With the support of a $299,024 Insight Grant, Professor Rojas, of the Department of Political Science and the Institute of Political Economy, will be exploring the practice of “territory making as world making.” Her project will follow four different territorial claims to the state: two involve communities in the Bolivian highland and two are lowland communities in Bolivia and Paraguay.

“This research…will move away from a dualist to a relational ontology in which humans and nature interact,” wrote Professor Rojas. “Linking territoriality to the reproduction of life opens up alternative ways of organizing the economy and promotes a new understanding of relations between humans and nature.
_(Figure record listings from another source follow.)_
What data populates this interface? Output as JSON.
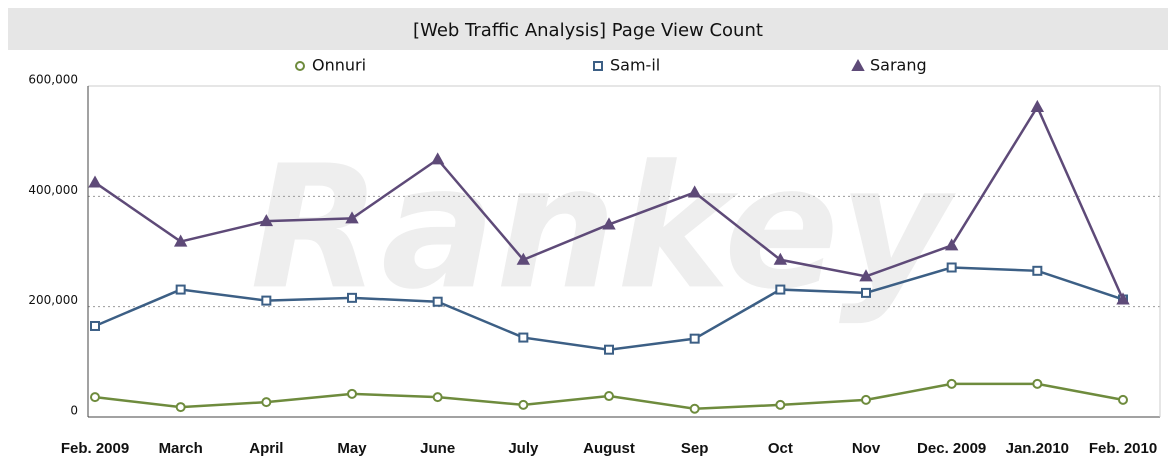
{
  "chart_data": {
    "type": "line",
    "title": "[Web Traffic Analysis] Page View Count",
    "watermark": "Rankey",
    "categories": [
      "Feb. 2009",
      "March",
      "April",
      "May",
      "June",
      "July",
      "August",
      "Sep",
      "Oct",
      "Nov",
      "Dec. 2009",
      "Jan.2010",
      "Feb. 2010"
    ],
    "series": [
      {
        "name": "Onnuri",
        "color": "#6e8b3d",
        "marker": "circle",
        "values": [
          36000,
          18000,
          27000,
          42000,
          36000,
          22000,
          38000,
          15000,
          22000,
          31000,
          60000,
          60000,
          31000
        ]
      },
      {
        "name": "Sam-il",
        "color": "#3c5f85",
        "marker": "square",
        "values": [
          165000,
          231000,
          211000,
          216000,
          209000,
          144000,
          122000,
          142000,
          231000,
          225000,
          271000,
          265000,
          213000
        ]
      },
      {
        "name": "Sarang",
        "color": "#5e4a78",
        "marker": "triangle",
        "values": [
          425000,
          318000,
          355000,
          360000,
          467000,
          285000,
          349000,
          407000,
          285000,
          255000,
          311000,
          562000,
          213000
        ]
      }
    ],
    "ylim": [
      0,
      600000
    ],
    "yticks": [
      {
        "value": 0,
        "label": "0"
      },
      {
        "value": 200000,
        "label": "200,000"
      },
      {
        "value": 400000,
        "label": "400,000"
      },
      {
        "value": 600000,
        "label": "600,000"
      }
    ],
    "grid": true,
    "legend": "top"
  }
}
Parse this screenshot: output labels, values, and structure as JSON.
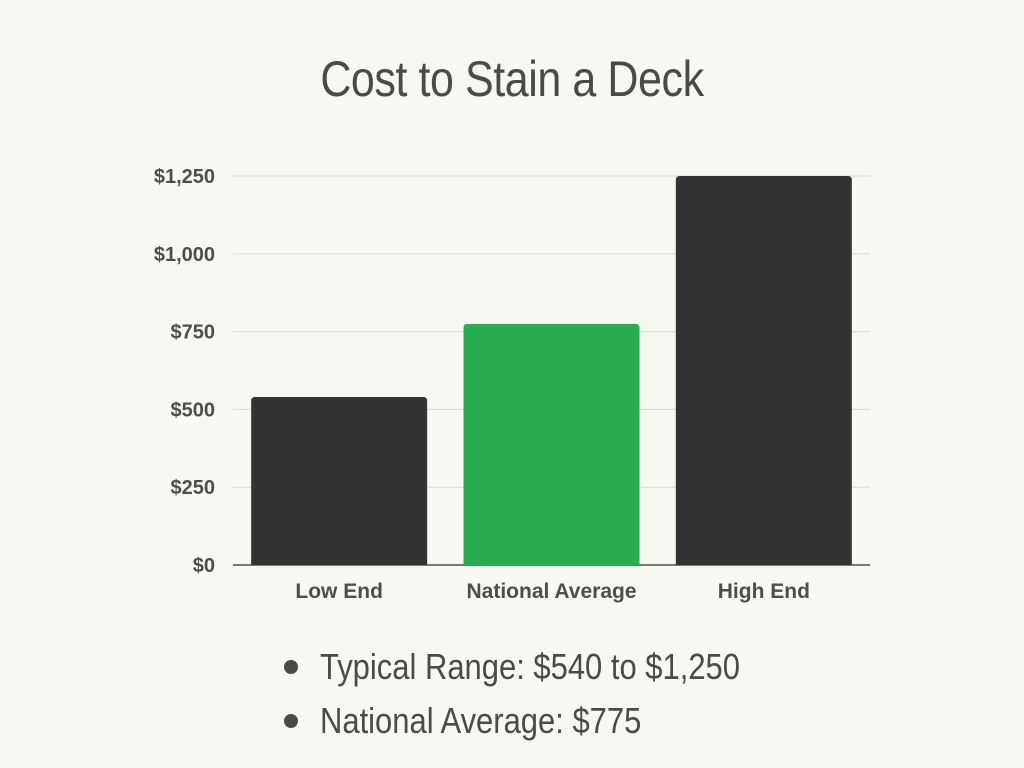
{
  "chart_data": {
    "type": "bar",
    "title": "Cost to Stain a Deck",
    "categories": [
      "Low End",
      "National Average",
      "High End"
    ],
    "values": [
      540,
      775,
      1250
    ],
    "bar_colors": [
      "#333333",
      "#2aad52",
      "#333333"
    ],
    "ylim": [
      0,
      1250
    ],
    "yticks": [
      0,
      250,
      500,
      750,
      1000,
      1250
    ],
    "ytick_labels": [
      "$0",
      "$250",
      "$500",
      "$750",
      "$1,000",
      "$1,250"
    ],
    "xlabel": "",
    "ylabel": "",
    "grid": true,
    "legend": "none"
  },
  "summary": {
    "items": [
      "Typical Range: $540 to $1,250",
      "National Average: $775"
    ]
  },
  "colors": {
    "background": "#f8f8f2",
    "text": "#4a4a4a",
    "gridline": "#d9d9d3",
    "dark_bar": "#333333",
    "accent_bar": "#2aad52"
  }
}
The project builds upon concepts such as ‘living well,’ ‘reciprocity’ and ‘life-centered economy.’”

Political Science Professor William Walters

Political Science Professor William Walters

William Walters, Department of Political Science

“The Air Deportation of Illegalized Migrants: Routes, Practices, Contestation”

Deportation is a commonly used tool to force illegalized migrants out of a country. But there has been virtually no study of the infrastructure that supports the physical removal of migrants using ports, routes, hubs, vehicles and agencies.

“These journeys involve the deprivation of liberty and sometimes violence at the hands of security personnel,” wrote Political Science Professor William Walters, who was awarded a $206,898 Insight Grant. “The infrastructure of removal has become a space of struggle between deportees and enforcement authorities.”

Professor Walters’ research will focus specifically on air deportation, which is the primary method used by countries in the global North, and particularly the EU. He will be working with an interdisciplinary team with expertise in the political sociology, geography and anthropology of migration, particularly in Britain, France and Germany.

“[This project] will generate rich knowledge about a whole domain of activity that is suffused with power relations yet highly opaque,” he wrote. “To date, deportation lanes have flown under the radar of scholars and publics. With this project, we seek to make them traceable.”


Communication Studies Professor Benjamin Woo

Benjamin Woo, School of Journalism and Communication

“Comic-Cons: An Emerging Urban Media Industry”

Comic conventions, known as “comic-cons”, and related events have become wildly popular as a meeting place for fan communities. They also act as “mobile industry clusters,” according to Benjamin Woo, an Assistant Professor of Communication and Media Studies in the School of Journalism and Communication.

“Corporations and creatives alike are seeking to respond to the disaggregation of media audiences and channels by cultivating dedicated fanbases, with conventions and festivals playing a crucial mediating role in this process,” says Professor Woo, who studies geek media culture. “But previous research on these events typically understands them as either organic expressions of fan communities or part of media companies’ promotional apparatus, and not as a media industry in its own right.”

Professor Woo has the support of a $144,558 SSHRC Partnership Development Grant as well as significant contributions from his partners, including Ryerson University, the University of Calgary, the Ottawa Geek Market and the Toronto Comic Arts Festival to study the role comic-cons play in the creative economy and the cultural life of cities. The project will document the economic impacts of these festivals, develop best practices for conventions and festivals, and produce an organizational ethnography of contemporary convention organizing.